The vast majority of women in the Odyssey attempt to help Odysseus during his lengthy expedition, whereas there are some seductresses who try to restrain his freedom and keep him as both a physical and psychological prisoner. Calypso and Circe, for example, both use seduction to extort Odysseus. However, the islands belonging to Circe and Calypso are examples of female liberation and empowerment, a characteristic not common of the Homeric Context. It’s clear that Homer wanted to show that it is virtually impossible to comprehend or retain the thought of a woman running a household and nothing more.

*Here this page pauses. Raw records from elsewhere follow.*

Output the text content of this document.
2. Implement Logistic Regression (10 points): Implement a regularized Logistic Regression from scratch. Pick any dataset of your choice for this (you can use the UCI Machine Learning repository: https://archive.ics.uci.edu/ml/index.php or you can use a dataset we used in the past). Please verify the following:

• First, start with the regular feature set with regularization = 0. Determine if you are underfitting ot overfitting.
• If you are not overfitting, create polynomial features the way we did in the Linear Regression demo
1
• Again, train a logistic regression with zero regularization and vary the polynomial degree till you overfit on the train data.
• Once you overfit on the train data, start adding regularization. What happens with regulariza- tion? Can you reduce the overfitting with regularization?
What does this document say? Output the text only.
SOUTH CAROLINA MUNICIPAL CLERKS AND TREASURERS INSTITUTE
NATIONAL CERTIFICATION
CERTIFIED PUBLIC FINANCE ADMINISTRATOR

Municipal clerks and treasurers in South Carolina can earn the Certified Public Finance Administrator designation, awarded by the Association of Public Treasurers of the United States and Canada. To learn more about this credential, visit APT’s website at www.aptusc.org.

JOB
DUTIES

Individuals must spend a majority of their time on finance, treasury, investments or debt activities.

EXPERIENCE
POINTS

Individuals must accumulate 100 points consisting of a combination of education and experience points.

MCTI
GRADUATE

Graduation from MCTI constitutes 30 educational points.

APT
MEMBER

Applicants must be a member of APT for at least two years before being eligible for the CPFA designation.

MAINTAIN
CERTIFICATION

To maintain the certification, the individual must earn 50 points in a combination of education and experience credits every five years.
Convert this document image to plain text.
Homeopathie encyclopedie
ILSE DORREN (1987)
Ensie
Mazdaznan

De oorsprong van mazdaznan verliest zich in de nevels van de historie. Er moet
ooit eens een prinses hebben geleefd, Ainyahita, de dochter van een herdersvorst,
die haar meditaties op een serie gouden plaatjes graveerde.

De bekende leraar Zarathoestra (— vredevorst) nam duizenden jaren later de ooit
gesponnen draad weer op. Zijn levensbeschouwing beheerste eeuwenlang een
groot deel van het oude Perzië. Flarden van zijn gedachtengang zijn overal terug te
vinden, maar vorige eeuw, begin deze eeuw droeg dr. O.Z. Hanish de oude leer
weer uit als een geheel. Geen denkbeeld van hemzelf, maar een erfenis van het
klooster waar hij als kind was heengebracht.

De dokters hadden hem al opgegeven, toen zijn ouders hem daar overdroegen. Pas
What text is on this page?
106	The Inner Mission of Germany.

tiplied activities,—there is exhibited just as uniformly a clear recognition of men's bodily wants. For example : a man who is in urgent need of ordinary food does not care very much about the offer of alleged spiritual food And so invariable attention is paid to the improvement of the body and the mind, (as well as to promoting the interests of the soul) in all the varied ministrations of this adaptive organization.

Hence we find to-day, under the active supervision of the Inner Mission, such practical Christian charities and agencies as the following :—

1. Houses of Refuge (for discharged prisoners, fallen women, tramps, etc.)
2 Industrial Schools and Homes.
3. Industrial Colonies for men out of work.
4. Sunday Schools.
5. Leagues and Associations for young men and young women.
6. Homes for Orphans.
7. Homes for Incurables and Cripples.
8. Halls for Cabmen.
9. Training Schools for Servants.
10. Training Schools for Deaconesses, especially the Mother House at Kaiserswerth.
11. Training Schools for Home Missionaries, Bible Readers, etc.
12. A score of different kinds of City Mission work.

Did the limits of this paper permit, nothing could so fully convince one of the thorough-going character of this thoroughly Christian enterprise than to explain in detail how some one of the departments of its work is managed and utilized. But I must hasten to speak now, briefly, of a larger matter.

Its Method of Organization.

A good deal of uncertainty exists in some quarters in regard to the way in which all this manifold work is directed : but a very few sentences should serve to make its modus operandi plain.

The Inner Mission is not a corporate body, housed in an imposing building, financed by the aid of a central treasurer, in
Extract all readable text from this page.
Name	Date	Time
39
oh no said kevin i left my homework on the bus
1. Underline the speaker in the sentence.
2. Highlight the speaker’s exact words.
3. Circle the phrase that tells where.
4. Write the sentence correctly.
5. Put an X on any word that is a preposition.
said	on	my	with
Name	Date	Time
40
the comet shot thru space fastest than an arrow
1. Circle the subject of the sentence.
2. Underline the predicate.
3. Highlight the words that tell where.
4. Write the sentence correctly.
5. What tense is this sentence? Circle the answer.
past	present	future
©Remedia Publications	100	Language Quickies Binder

In this research inquiry into Odyssey and its Manifestation, Ulysses. I have gained further knowledge in the centralised themes of women and their changing roles –and how they are depicted in varying contexts across time. In Studying the Odyssey and Ulysses as post-war epics I have discovered more about the epic than what I initially understood –learning about the form and structure and how James Joyce modernised this form to achieve a modern narrative. In conducting research into the themes of Hospitality –delving into societal and culture standards of the Homeric context in which individuals were fearful of divine justice and or the wrath of the gods and treated others with acts of kindness despite whether initial good intentions were in place or fabricated.